Two months ago I designed a website for the company I’m currently employed at. The site was pretty basic fare — four or five HTML pages, a few images, and a stylesheet to make it look sexy. The design was uploaded to the development server then uploaded to the live server once approved. All was well until the site was viewed in Firefox (I can’t recall how Safari and Opera behaved). For a reason unknown to all of us fine employees, the styles in the CSS file weren’t being applied. The .css file was most certainly there, and Internet Explorer displayed the site just peachy. Most perplexing was that the development server and live server are supposed to be identical, and no such wonkiness occurred on the dev side.
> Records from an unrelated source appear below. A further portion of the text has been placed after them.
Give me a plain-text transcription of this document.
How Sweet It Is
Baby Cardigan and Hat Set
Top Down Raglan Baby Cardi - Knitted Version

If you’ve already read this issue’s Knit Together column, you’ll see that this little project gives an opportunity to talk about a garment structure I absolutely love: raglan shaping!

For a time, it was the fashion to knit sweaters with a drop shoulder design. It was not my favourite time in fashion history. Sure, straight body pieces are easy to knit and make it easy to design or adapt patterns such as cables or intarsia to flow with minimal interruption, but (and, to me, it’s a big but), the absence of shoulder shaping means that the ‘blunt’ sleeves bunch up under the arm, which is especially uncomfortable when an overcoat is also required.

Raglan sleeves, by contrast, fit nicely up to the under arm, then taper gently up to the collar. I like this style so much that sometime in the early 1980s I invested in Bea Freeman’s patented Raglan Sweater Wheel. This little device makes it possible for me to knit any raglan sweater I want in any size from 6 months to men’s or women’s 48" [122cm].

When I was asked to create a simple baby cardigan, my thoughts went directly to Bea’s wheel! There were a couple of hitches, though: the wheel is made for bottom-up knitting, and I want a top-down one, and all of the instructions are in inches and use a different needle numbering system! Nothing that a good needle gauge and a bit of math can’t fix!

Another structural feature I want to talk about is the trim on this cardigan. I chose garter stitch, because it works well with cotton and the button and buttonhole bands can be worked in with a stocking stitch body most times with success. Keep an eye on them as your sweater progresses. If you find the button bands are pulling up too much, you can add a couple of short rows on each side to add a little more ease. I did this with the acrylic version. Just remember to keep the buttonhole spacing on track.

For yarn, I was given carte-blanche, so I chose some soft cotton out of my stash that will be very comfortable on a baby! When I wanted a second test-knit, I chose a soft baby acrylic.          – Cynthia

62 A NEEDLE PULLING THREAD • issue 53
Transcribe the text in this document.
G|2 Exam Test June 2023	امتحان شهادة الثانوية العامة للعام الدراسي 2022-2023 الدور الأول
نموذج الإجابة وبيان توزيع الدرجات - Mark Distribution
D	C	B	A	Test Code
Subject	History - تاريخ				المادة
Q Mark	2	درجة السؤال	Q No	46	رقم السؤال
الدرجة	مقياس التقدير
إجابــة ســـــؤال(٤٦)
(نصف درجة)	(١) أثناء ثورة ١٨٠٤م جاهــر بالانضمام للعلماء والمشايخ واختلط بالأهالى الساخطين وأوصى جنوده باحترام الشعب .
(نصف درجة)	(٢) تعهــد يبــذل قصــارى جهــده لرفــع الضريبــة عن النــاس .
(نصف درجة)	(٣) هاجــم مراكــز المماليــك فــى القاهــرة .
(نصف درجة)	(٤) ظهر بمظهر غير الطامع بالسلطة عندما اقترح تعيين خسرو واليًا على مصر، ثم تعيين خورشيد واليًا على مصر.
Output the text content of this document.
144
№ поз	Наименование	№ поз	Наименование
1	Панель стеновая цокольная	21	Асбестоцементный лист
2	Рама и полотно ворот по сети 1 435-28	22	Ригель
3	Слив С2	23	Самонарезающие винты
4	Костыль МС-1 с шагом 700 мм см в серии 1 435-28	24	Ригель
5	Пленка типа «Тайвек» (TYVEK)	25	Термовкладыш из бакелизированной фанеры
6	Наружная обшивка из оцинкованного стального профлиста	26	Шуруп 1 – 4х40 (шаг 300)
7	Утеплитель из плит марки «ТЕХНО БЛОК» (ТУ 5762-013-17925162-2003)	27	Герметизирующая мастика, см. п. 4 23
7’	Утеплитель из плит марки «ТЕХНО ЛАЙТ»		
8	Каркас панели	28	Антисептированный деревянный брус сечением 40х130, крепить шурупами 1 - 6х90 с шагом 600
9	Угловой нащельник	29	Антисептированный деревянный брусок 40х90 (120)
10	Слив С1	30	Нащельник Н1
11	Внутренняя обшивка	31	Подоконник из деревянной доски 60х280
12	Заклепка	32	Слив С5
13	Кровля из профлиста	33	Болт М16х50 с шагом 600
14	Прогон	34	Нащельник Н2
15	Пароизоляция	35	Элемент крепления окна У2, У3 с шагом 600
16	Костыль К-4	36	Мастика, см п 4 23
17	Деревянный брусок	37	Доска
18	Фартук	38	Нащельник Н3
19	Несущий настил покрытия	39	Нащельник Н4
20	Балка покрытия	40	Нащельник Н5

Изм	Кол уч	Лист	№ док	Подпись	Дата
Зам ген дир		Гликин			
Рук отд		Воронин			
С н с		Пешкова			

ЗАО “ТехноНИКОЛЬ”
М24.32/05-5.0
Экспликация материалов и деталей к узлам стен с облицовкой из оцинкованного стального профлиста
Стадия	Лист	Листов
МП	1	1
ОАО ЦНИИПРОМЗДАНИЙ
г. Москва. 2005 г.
Luckily the problem was found quickly by one of my co-workers. Our live server is apparently powered by Netscape Enterprise Server, which came configured to serve .css files with the application/x-pointplus mime type (not good Netscape, not good at all). Some web browsers like Internet Explorer will ignore the server and treat the CSS file as text/css while others like Firefox will roll with application/x-pointplus and potentially show you a website that looks disastrously grotesque.

I’m not sure how popular Netscape Enterprise Server is, but if you happen to be using it and browsers are ignoring your stylesheets, make sure that your .css files are actually being served with the text/css mime type. Because that just makes sense.